It's not all fun and games…

Contrary to popular belief, most people don't achieve their dreams. Take, for example, Hollywood. Most people that depart for this smoggy stretch of California land do not, in fact, become famous actors and directors. Even those that do have to suffer first. Harrison Ford, as everyone knows, was working as a carpenter when he was hired for the role of Han Solo. What most people don't know is that during this stint of work, he bashed up his thumbs so badly with a hammer that they had to be replaced with robotic prostheses. George Lucas drew upon the horror of this real-life incident when he created the scene of Luke Skywalker losing his hand. It's ironic that Mark Hamill lost his real hand two days after shooting that scene in a bizarre Swiss Army Knife accident. However, in his case, they were able to clone a new one from Carrie Fisher's shed hair follicles, and Hamill's body didn't reject it because she really is his sister.

In more modern times, Russell Crowe had to work for seven years as a cheese slave before it occurred to someone that a hunky Australian git would make a good Roman general. In his private diary, which I hired ninja squirrels to steal, he still reminisces fondly of the days when rich widows would pay him well to drizzle molten mozzarella on his rock-hard abs.

He's not the only Australian in show business, however. Paul Hogan, beloved portrayer of Crocodile Dundee, met with intense racism in his early days as an actor due to being an Australian Aborigine. He purchased a skin-whitening treatment from Michael Jackson, and next thing you know, he was g'day mating all over the place.
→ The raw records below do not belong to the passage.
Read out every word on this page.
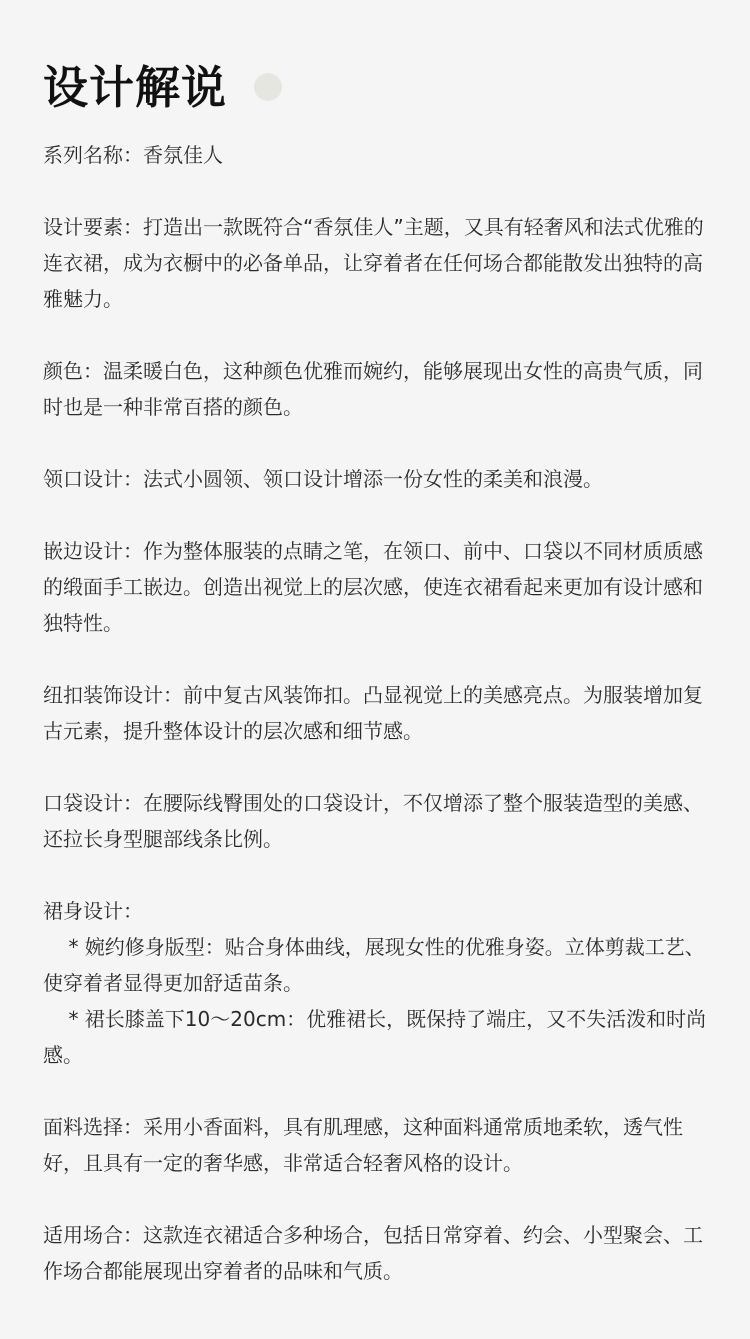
设计解说

系列名称：香氛佳人

设计要素：打造出一款既符合“香氛佳人”主题，又具有轻奢风和法式优雅的连衣裙，成为衣橱中的必备单品，让穿着者在任何场合都能散发出独特的高雅魅力。

颜色：温柔暖白色，这种颜色优雅而婉约，能够展现出女性的高贵气质，同时也是一种非常百搭的颜色。

领口设计：法式小圆领、领口设计增添一份女性的柔美和浪漫。

嵌边设计：作为整体服装的点睛之笔，在领口、前中、口袋以不同材质质感的缎面手工嵌边。创造出视觉上的层次感，使连衣裙看起来更加有设计感和独特性。

纽扣装饰设计：前中复古风装饰扣。凸显视觉上的美感亮点。为服装增加复古元素，提升整体设计的层次感和细节感。

口袋设计：在腰际线臀围处的口袋设计，不仅增添了整个服装造型的美感、还拉长身型腿部线条比例。

裙身设计：
* 婉约修身版型：贴合身体曲线，展现女性的优雅身姿。立体剪裁工艺、使穿着者显得更加舒适苗条。
* 裙长膝盖下10～20cm：优雅裙长，既保持了端庄，又不失活泼和时尚感。

面料选择：采用小香面料，具有肌理感，这种面料通常质地柔软，透气性好，且具有一定的奢华感，非常适合轻奢风格的设计。

适用场合：这款连衣裙适合多种场合，包括日常穿着、约会、小型聚会、工作场合都能展现出穿着者的品味和气质。
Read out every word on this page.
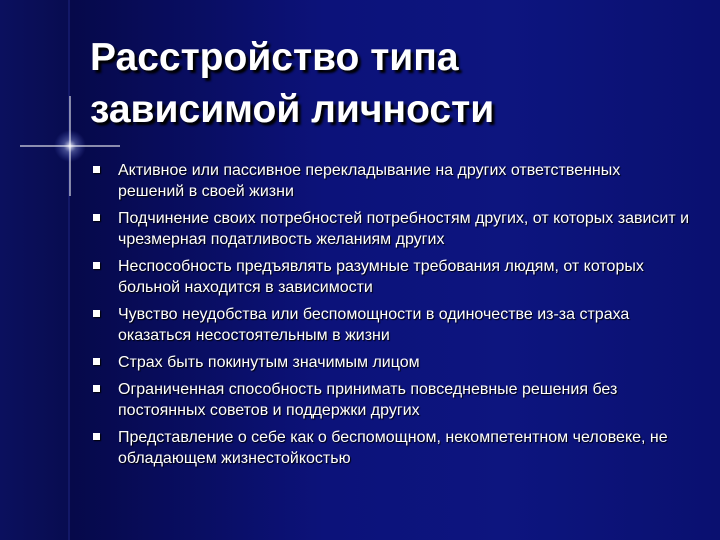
Расстройство типа
зависимой личности
Активное или пассивное перекладывание на других ответственных решений в своей жизни
Подчинение своих потребностей потребностям других, от которых зависит и чрезмерная податливость желаниям других
Неспособность предъявлять разумные требования людям, от которых больной находится в зависимости
Чувство неудобства или беспомощности в одиночестве из-за страха оказаться несостоятельным в жизни
Страх быть покинутым значимым лицом
Ограниченная способность принимать повседневные решения без постоянных советов и поддержки других
Представление о себе как о беспомощном, некомпетентном человеке, не обладающем жизнестойкостью
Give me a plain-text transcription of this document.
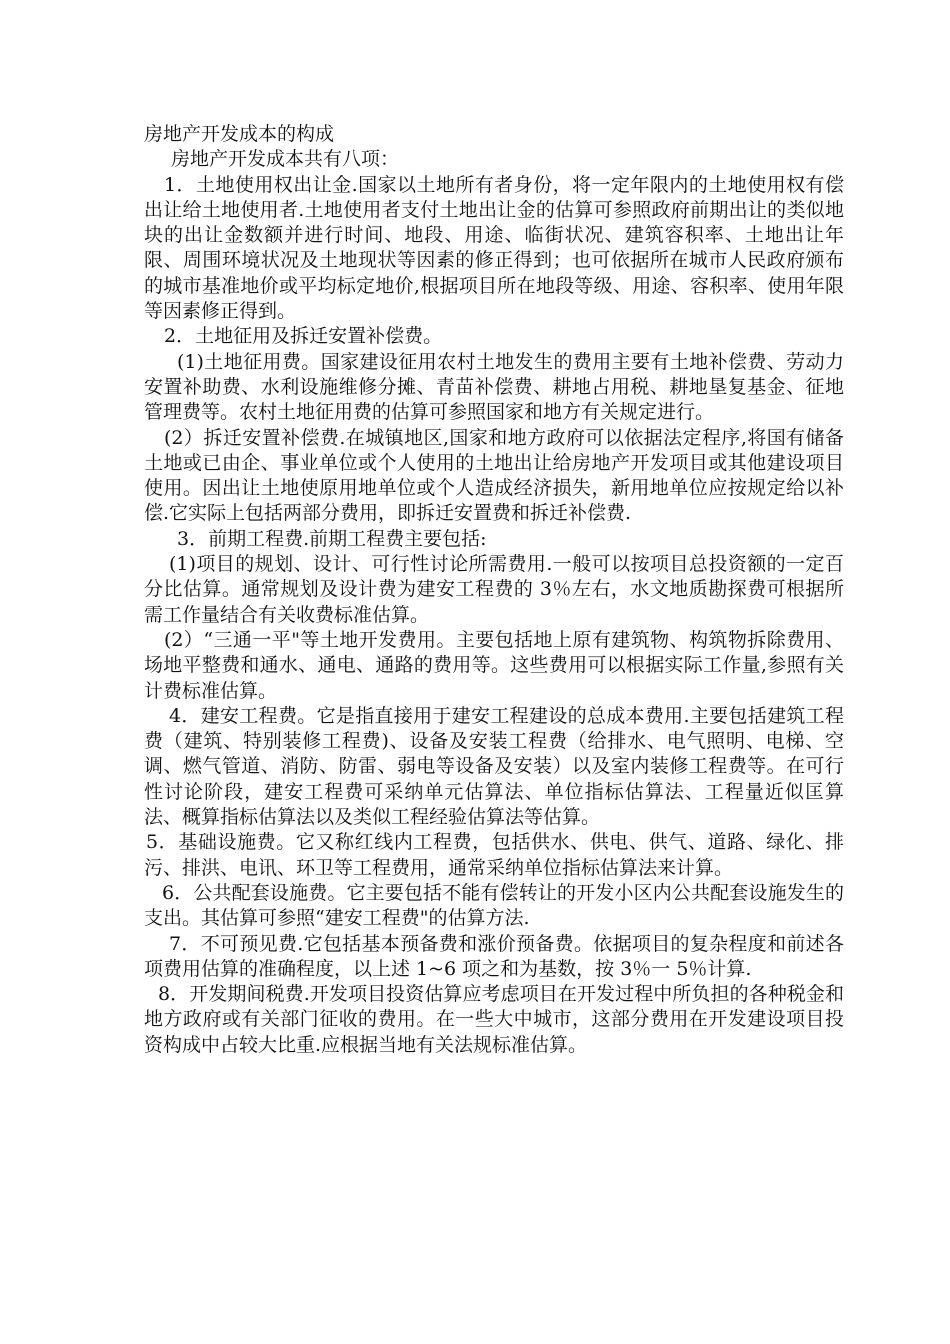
房地产开发成本的构成

房地产开发成本共有八项：

1．土地使用权出让金.国家以土地所有者身份，将一定年限内的土地使用权有偿出让给土地使用者.土地使用者支付土地出让金的估算可参照政府前期出让的类似地块的出让金数额并进行时间、地段、用途、临街状况、建筑容积率、土地出让年限、周围环境状况及土地现状等因素的修正得到；也可依据所在城市人民政府颁布的城市基准地价或平均标定地价,根据项目所在地段等级、用途、容积率、使用年限等因素修正得到。

2．土地征用及拆迁安置补偿费。

(1)土地征用费。国家建设征用农村土地发生的费用主要有土地补偿费、劳动力安置补助费、水利设施维修分摊、青苗补偿费、耕地占用税、耕地垦复基金、征地管理费等。农村土地征用费的估算可参照国家和地方有关规定进行。

(2）拆迁安置补偿费.在城镇地区,国家和地方政府可以依据法定程序,将国有储备土地或已由企、事业单位或个人使用的土地出让给房地产开发项目或其他建设项目使用。因出让土地使原用地单位或个人造成经济损失，新用地单位应按规定给以补偿.它实际上包括两部分费用，即拆迁安置费和拆迁补偿费.

3．前期工程费.前期工程费主要包括:

(1)项目的规划、设计、可行性讨论所需费用.一般可以按项目总投资额的一定百分比估算。通常规划及设计费为建安工程费的 3％左右，水文地质勘探费可根据所需工作量结合有关收费标准估算。

(2）“三通一平"等土地开发费用。主要包括地上原有建筑物、构筑物拆除费用、场地平整费和通水、通电、通路的费用等。这些费用可以根据实际工作量,参照有关计费标准估算。

4．建安工程费。它是指直接用于建安工程建设的总成本费用.主要包括建筑工程费（建筑、特别装修工程费)、设备及安装工程费（给排水、电气照明、电梯、空调、燃气管道、消防、防雷、弱电等设备及安装）以及室内装修工程费等。在可行性讨论阶段，建安工程费可采纳单元估算法、单位指标估算法、工程量近似匡算法、概算指标估算法以及类似工程经验估算法等估算。

5．基础设施费。它又称红线内工程费，包括供水、供电、供气、道路、绿化、排污、排洪、电讯、环卫等工程费用，通常采纳单位指标估算法来计算。

6．公共配套设施费。它主要包括不能有偿转让的开发小区内公共配套设施发生的支出。其估算可参照“建安工程费"的估算方法.

7．不可预见费.它包括基本预备费和涨价预备费。依据项目的复杂程度和前述各项费用估算的准确程度，以上述 1~6 项之和为基数，按 3％一 5％计算.

8．开发期间税费.开发项目投资估算应考虑项目在开发过程中所负担的各种税金和地方政府或有关部门征收的费用。在一些大中城市，这部分费用在开发建设项目投资构成中占较大比重.应根据当地有关法规标准估算。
The only other famous Australian is Yahoo Serious, whose real name is Bozo Profound. You haven't heard much from him of late because Yahoo! Search successfully contested the name and they now own his body. Rumor has it they sold his organs on the black market in Thailand, so it's possible that kidney your aunt got last year has been in a major motion picture or two.

Many people think Mel Gibson is Australian. He's not. He's Austrian, but he does a much better job of covering up the accent than the current governor of California does. The "Mel" is short for Melanin. He's an Austrian Aborigine, and suffered similarly to Paul Hogan, who is no relation to Hulk Hogan. Hulk Hogan is actually a clone grown from Pancho Villa's mustache, fragments of which were embedded in the death mask taken of his face shortly after he ceased living (hence the name "death mask'). Most major wrestling figures are cloned from the facial hair of great historical leaders. I think next year they're introducing The Proletariat and The Means of Production, a pair of tag-teaming twins grown from Karl Marx's beard and eyebrows, respectively.

Speaking of the Marx Brothers, Groucho is proof of the phenomenon formerly seen only in Japan (and documented in their precious graphical works known as manga, which is Italian for "to eat", due to the edible rice paper on which early such comics were printed) wherein very aged humans shrink to about three feet in height and turn green. After this happened to him, he could only get a job on Sesame Street and was forced to live in a trash can. Another example of this anti-growth spurt is Yoda, bringing us back to the beginning, indicating that we are in fact at the end.